Another sign that a period of acute crisis has passed — for now, at least — will be the absence of Christine Lagarde, the managing director of the I.M.F., which with the European Commission and the European Central Bank makes up the so-called troika that has already overseen bailouts for Greece, Ireland and Portugal.

Ms. Lagarde, who is not a member of the group, regularly sat in on meetings last year, partly to push creditor nations like Germany to do more to keep financial problems in countries like Greece from festering and jeopardizing the stability of the broader European economy.

Mr. Dijsselbloem, in informally campaigning for the Eurogroup presidency, has already made his case to governments during a tour of capitals this month and has been endorsed by Mr. Juncker and other leaders.

But the French government has insisted that Mr. Dijsselbloem explain to the other 16 finance ministers in the Eurogroup how he intends to carry out the job before a vote is held on Monday.

A chief concern for the French is that the Dutch are among those Europeans who have made the toughest demands for fiscal rigor by countries in the euro currency union. The French president, François Hollande, has questioned continued austerity as a solution to the crisis.

The negotiations over Cyprus have been complicated by President Dimitris Christofias, who is the only communist leader in the European Union and is an opponent of raising money through the kinds of privatization of government assets that would be demanded by the troika. European officials also harbor concerns about the extent to which the island country, with its low taxes and lax bank regulation, has become a hub for Russian influence and for money laundering.

“The Cypriot case has all the ingredients to raise questions about the consistency of the euro project again,” Martin Lueck, an economist at UBS, wrote in a briefing note on Friday.

No agreement with the Cypriot government in Nicosia is expected until after the departure of Mr. Christofias, who will not be running in elections scheduled for Feb. 17. If necessary, a second round of voting in Cyprus will be held Feb. 24. International creditors want to wait to negotiate a rescue program with the winner, who is likely to be Nicos Anastasiades of the Democratic Rally, a center-right party.

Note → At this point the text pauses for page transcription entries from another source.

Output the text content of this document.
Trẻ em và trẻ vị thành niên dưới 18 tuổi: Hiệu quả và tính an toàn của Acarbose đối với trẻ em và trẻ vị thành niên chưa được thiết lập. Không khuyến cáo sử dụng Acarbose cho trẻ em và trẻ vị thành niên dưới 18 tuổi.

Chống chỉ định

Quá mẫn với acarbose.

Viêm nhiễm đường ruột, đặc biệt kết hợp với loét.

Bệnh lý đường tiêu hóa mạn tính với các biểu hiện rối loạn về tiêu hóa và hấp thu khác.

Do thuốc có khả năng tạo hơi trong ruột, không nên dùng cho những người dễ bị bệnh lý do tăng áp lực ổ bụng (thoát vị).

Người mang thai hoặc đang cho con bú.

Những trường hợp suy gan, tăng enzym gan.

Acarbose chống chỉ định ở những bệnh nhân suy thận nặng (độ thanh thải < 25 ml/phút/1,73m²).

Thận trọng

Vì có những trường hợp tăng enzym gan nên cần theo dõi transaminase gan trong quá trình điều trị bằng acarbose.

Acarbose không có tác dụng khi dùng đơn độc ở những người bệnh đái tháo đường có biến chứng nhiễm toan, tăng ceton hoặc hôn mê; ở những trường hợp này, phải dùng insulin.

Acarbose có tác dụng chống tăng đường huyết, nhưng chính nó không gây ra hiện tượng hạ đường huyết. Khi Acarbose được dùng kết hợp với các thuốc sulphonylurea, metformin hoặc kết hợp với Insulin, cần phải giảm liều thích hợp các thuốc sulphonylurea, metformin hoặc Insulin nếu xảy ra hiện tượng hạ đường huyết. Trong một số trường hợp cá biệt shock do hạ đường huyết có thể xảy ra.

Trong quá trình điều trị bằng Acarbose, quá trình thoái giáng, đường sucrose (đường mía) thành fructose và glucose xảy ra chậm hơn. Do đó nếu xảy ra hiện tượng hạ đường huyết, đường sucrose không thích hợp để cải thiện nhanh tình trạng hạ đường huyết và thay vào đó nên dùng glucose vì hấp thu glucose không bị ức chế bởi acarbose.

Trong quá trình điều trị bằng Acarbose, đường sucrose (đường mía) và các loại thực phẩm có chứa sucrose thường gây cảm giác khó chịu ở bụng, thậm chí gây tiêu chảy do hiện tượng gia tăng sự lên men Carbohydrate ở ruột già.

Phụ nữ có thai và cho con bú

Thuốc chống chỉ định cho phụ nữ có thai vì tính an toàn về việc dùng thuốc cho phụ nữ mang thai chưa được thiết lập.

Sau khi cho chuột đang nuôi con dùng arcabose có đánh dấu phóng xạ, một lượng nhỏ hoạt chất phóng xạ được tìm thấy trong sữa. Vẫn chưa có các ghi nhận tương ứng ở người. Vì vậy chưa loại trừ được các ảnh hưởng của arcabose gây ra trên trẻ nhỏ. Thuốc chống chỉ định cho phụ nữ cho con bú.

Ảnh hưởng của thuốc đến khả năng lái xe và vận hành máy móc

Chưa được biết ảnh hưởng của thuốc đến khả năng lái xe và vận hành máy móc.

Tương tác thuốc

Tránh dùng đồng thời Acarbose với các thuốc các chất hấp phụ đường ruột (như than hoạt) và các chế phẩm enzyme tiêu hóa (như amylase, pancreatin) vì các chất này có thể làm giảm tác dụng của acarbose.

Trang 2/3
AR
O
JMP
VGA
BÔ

But even then there would be numerous hurdles to overcome before Cyprus could secure a rescue package.

Chancellor Angela Merkel of Germany and some other European leaders face pressure to shield taxpayers from paying the bill for further bailouts during an election year. Meanwhile, the I.M.F. will probably need to be satisfied that the terms of any deal with Cyprus give the country a reasonable chance of paying back its loans.

One of the most potentially explosive issues is whether to force depositors in Cyprus including wealthy Russians to take haircuts, or losses, on their holdings, to help reduce the burden of recapitalizing and restructuring Cypriot banks.

Holders of Greek sovereign bonds were forced to take losses on their holdings, under the most recent terms of Greece’s bailout. But any move to penalize bank depositors, as is under discussion in the case of Cyprus, would be a new twist in the euro bailout narrative. The measure would be sure to unleash opposition from authorities in Cyprus and in other countries with vulnerable banking systems, who would fear a flight of bank deposits to more secure jurisdictions.

But imposing haircuts “would fit nicely into the populist political discussion that has been gaining momentum in creditor countries, especially Germany,” Mujtaba Rahman, an analyst with the Eurasia Group, wrote in a briefing note last week. “This populism reflects concerns about the very integrity of the Cypriot banking system, the nature of the business it has been involved in, and the government and financial system’s proximity to Russia,” he wrote.